Incidence and case fatality for acute pancreatitis in England: geographical variation, social deprivation, alcohol consumption and aetiology--a record linkage study.
Roberts SE., Williams JG., Meddings D., Goldacre MJ.
BACKGROUND: Regional studies in the UK indicate that the incidence of acute pancreatitis increased from the 1940s to the 1990s, while case fatality fell until the 1970s but has levelled-off since. AIMS: To establish incidence and case fatality for acute pancreatitis in England from 1998 to 2003, to study geographical variation and recent trends in incidence and to study associations with social deprivation and alcohol consumption. METHODS: Use of national record linkage of in-patient and mortality data for 52 096 people.
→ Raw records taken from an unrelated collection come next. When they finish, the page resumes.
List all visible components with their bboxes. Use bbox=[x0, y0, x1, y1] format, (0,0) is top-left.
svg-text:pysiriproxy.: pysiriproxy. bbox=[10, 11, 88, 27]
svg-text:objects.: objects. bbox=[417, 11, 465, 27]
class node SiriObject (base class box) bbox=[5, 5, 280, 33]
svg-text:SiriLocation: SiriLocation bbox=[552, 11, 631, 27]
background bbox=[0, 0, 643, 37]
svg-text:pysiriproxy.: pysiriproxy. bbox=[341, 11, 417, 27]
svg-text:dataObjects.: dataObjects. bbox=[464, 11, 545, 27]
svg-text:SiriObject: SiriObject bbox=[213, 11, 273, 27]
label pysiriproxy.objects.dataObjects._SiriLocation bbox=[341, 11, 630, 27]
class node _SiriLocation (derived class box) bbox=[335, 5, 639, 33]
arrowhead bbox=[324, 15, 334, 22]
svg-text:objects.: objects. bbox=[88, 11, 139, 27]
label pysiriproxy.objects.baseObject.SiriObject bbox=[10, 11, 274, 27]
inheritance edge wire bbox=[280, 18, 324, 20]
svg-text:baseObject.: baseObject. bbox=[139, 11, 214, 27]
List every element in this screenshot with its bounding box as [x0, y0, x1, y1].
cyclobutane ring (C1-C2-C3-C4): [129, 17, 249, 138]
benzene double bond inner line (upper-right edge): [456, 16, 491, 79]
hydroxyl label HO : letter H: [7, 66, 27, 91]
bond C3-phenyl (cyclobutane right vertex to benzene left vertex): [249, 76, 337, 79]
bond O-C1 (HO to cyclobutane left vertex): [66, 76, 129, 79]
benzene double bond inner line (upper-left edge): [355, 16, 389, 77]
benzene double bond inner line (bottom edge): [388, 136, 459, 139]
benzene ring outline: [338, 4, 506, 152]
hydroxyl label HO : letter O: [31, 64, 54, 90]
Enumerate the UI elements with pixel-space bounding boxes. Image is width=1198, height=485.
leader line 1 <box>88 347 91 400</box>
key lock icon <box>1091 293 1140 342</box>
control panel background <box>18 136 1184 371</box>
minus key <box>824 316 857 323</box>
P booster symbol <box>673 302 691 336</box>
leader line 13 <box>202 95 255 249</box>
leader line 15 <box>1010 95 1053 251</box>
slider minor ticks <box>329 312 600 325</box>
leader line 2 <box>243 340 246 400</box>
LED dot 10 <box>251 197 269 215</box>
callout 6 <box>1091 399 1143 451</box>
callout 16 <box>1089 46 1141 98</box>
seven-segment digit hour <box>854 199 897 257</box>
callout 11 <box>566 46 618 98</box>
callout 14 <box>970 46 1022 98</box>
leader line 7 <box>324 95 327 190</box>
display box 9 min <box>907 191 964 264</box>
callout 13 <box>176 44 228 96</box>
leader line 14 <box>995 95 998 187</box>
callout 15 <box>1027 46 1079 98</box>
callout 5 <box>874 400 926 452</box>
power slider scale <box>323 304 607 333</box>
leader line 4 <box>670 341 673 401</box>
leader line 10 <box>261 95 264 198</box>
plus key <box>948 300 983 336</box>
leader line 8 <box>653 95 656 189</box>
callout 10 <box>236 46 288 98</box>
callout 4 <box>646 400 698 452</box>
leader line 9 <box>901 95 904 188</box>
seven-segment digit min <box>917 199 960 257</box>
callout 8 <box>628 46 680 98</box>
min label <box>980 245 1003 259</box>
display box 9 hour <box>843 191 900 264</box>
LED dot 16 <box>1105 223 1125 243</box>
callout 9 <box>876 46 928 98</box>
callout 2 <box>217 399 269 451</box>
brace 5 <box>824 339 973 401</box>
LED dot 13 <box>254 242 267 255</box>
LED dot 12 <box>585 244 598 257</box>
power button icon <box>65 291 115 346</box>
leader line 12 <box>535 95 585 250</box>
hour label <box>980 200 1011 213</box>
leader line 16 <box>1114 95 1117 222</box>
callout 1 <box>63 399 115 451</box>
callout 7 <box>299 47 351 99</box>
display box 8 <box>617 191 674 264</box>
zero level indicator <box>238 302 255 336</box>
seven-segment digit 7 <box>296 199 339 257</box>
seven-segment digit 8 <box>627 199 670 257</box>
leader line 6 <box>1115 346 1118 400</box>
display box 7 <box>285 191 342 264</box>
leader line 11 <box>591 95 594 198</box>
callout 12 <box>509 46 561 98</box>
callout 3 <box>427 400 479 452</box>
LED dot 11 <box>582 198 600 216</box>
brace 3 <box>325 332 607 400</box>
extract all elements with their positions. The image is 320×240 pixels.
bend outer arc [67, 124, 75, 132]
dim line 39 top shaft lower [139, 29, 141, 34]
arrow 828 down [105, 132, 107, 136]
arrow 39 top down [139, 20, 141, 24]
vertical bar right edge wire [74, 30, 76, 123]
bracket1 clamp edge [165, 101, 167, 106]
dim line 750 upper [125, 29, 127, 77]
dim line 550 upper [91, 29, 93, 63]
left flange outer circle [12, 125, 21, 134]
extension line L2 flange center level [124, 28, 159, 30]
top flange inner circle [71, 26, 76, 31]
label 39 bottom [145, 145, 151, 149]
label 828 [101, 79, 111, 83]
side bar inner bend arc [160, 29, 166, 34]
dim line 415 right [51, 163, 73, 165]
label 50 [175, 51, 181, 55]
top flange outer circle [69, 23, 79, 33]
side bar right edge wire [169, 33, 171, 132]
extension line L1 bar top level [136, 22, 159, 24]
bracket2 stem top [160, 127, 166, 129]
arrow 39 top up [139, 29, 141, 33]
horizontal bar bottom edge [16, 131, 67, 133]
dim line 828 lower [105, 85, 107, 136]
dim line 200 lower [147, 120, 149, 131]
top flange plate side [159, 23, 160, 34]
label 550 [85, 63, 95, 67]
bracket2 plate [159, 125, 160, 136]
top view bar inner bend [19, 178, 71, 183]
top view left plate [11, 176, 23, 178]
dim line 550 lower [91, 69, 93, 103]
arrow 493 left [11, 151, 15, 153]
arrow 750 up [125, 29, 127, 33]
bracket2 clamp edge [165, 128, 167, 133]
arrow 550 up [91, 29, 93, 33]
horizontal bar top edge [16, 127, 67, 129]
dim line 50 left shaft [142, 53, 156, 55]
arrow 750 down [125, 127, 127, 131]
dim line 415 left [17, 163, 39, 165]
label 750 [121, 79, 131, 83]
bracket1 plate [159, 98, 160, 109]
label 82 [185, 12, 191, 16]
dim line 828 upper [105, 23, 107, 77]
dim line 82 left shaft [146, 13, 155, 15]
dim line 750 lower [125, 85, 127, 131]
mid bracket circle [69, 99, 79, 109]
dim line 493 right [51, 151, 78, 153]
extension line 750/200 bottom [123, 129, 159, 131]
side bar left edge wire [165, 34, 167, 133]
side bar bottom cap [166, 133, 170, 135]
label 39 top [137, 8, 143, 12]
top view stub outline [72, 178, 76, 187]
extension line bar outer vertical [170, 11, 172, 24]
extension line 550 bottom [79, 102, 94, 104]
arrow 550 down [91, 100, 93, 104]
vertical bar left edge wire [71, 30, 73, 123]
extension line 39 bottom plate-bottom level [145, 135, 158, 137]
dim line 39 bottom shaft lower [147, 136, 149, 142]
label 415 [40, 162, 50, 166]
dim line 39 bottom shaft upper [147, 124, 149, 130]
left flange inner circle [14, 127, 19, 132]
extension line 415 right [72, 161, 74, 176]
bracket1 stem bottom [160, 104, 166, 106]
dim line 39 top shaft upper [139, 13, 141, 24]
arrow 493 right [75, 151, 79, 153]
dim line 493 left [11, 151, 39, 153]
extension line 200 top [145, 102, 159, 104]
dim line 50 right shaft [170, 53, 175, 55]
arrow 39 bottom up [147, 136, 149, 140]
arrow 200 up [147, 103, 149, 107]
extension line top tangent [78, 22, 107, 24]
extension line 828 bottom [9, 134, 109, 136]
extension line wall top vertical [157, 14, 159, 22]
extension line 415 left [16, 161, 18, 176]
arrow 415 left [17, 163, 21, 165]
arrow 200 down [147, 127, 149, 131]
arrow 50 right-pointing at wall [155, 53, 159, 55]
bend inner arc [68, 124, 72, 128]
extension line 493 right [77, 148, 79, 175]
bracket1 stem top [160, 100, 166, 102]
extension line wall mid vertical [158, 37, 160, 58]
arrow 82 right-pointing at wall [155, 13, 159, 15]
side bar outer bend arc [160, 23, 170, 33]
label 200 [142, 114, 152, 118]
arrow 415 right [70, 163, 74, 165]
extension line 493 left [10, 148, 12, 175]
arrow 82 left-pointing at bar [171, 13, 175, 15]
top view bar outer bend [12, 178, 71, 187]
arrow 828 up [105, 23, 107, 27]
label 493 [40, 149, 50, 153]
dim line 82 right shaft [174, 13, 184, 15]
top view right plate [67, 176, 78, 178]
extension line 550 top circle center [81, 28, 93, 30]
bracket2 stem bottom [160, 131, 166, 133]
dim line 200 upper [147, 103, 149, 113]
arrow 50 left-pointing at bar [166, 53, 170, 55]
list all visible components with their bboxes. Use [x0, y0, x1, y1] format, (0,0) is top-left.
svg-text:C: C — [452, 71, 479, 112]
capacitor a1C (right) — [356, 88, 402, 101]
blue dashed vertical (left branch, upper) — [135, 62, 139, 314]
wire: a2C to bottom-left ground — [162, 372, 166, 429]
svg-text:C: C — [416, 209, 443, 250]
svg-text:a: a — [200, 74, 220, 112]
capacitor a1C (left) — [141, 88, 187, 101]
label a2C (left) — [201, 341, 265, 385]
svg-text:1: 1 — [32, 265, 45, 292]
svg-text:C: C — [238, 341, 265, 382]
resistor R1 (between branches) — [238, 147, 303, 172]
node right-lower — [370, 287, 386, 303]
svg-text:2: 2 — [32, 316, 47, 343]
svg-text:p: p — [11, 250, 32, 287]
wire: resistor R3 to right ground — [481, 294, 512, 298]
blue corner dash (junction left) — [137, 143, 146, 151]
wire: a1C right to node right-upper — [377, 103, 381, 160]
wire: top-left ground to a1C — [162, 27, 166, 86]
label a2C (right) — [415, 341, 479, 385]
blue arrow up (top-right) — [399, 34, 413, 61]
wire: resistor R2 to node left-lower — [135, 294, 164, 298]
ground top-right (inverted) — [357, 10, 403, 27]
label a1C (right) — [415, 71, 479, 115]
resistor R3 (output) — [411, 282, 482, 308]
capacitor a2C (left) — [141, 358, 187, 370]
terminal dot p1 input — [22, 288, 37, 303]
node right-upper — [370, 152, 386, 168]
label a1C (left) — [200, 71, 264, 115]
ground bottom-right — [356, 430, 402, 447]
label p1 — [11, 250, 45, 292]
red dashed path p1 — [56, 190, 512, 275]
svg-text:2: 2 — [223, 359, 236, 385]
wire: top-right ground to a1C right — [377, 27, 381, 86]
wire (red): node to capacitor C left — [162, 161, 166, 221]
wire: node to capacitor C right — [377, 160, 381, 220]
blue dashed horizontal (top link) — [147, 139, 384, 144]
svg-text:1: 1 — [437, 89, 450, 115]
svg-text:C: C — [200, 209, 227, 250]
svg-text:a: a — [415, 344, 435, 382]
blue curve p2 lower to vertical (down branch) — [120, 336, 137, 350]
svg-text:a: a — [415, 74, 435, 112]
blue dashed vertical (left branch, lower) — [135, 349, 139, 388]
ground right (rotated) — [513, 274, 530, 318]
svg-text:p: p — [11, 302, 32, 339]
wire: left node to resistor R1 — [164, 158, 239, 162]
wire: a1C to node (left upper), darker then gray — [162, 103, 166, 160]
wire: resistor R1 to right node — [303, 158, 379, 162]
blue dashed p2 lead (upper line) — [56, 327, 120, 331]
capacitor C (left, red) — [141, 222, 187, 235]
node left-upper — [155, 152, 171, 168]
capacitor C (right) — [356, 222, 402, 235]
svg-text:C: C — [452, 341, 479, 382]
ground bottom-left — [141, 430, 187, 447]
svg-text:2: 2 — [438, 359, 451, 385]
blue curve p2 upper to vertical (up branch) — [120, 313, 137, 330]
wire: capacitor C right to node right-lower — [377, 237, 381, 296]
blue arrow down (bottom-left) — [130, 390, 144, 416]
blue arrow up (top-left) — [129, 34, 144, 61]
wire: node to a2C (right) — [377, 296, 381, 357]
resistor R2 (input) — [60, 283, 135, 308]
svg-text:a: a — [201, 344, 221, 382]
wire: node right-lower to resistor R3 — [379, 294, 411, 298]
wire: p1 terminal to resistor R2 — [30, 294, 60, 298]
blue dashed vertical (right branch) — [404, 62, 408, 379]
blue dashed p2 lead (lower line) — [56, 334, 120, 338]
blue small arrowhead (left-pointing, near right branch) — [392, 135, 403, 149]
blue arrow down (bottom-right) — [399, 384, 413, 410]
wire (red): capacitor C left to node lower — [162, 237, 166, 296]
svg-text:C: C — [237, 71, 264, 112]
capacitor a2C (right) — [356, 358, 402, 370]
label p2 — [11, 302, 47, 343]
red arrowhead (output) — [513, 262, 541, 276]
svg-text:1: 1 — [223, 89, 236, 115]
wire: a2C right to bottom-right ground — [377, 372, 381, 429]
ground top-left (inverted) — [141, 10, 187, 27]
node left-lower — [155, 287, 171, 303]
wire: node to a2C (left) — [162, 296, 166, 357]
RESULTS: Overall incidence was 22.4 per 100 000 population, increasing by 3.1% annually, with largest increases for women aged under 35 years (11% per year) and for men aged 35 to 45 (5.6%). Incidence was higher in northern regions than in southern regions and in areas with high social deprivation and binge drinking. Case fatality was 6.7% at 60 days, higher for alcoholic than gallstones aetiology and was associated with social deprivation and geography. CONCLUSIONS: Acute pancreatitis is a growing problem in England, particularly among younger women. The findings indicate strongly that alcohol consumption is the main reason for recent increases in incidence, the higher incidence in socially-deprived areas and for the lack of recent improvement in prognosis.